The account premised upon Ogasawara Nobuoki being the commander of the castle (and the same individual as Ogasawara Nagatada) is as follows:

Nobuoki, along with other bushō, holed-up in the castle but after making repeated urgent requests from the fifth month for reinforcements, there were no signs of a response from Ieyasu.  During a siege that ran for approximately sixty days, the Takeda forces breached several baileys while Honma Ujikiyo, Maruo Yoshikiyo, and Takanashi Hidemasa were all killed in the course of the battles.  Only the bailey surrounding the keep remained in the hands of the defenders.  As a result, Nobuoki agreed to vacate the castle in exchange for having spared the lives of his soldiers.

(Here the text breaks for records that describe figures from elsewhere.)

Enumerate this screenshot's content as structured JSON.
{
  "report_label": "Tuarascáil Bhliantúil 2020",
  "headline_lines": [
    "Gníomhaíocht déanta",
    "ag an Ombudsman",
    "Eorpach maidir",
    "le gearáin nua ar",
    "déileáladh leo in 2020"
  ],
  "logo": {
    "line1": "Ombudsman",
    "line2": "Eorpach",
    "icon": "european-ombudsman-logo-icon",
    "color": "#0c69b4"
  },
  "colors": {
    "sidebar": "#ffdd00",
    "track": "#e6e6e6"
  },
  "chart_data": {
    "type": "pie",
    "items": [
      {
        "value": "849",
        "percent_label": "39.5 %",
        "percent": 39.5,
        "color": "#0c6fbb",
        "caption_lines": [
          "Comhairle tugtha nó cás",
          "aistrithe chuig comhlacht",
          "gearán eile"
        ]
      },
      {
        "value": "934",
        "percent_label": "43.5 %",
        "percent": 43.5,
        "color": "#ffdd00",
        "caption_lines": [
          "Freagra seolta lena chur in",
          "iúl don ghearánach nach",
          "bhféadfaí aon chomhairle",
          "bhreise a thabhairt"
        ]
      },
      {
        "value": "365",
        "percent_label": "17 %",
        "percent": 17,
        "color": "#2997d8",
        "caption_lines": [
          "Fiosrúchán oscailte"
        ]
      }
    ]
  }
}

After the castle was turned over to the besieging forces, Takeda Katsuyori took lenient steps.  He did not punish anyone and spared the lives of all of the defenders.  He did not restrain them and, further, allowed those bushō seeking to surrender to the Takeda to join their ranks, including Watanabe Nobushige, Date Yohei (Muneharu), Fushiki Hisauchi, Nakayama Zehinosuke, Yoshihara Matabei, Hayashi Heiroku, and Matsushita Norihisa.  Others, including Ōsuga Yasutaka, Atsumi Katsuyoshi, Sakabe Hirokatsu, Kuze Hironobu, and Monna Toshitake were permitted to return to the territory of the Tokugawa family.  The bushō who joined the Takeda served under the command of the Ogasawara in the Battle of Anegawa.  These men accounted for six of the seven bushō recognized for the valor and known collectively as the Seven Spears of Anegawa, indicating that they had cut ties with the Tokugawa family.  Ogasawara Nobuoki also severed ties to the Tokugawa and surrendered to the Takeda.  He was transferred to the eastern portion of Suruga with a liberal compensation of 10,000 kanMatsushita Yukitsuna was also released.  At the time, Toyotomi Hideyoshi served as a retainer of Oda Nobunaga and as lord of Nagahama Castle.  Hideyoshi invited Yukitsuna to become one of his retainers, becoming a daimyō with a fief of 16,000 koku.  In 1575, Yukitsuna led a troop of 100 soldiers in front of Hideyoshi at the Battle of Nagashino.

Following the capture of the castle, the adoption of generous measures by Katsuyori boosted his reputation.  By contrast, the failure by the Oda and Tokugawa to dispatch reinforcements in time caused harm to their image.

On 5/18, after Nobunaga received news that the castle had fallen while en route with reinforcements, Ieyasu came from Hamamatsu to convey his thanks.  As payment for provisions, Nobunaga gave gold pieces to Ieyasu.  He gave two leather bags filled with gold that required two men to lift and mount on a horse.  On 6/21, Nobunaga returned to Gifu.

After Ōsuga Yasutaka returned to Hamamatsu, he was immediately assigned to Mamushizuka Castle located on the front lines opposing Takatenjin Castle.  Other bushō including Atsumi Katsuyoshi, Sakabe Hirokatsu, and Kuze Hironobu who returned in the same unit as Yasutaka were assigned as yoriki, or security officials.  These men were referred to as members of the Yokosuka Group or Yokosuka Group of Seven associated with Yokosuka Castle built by Yasutaka in 1578 in the Kitō District of Tōtōmi.

The Takeda renovated the fallen castle while stationing Okabe Motonobu, a former retainer of the Imagawa clan, to serve as the commander of the castle.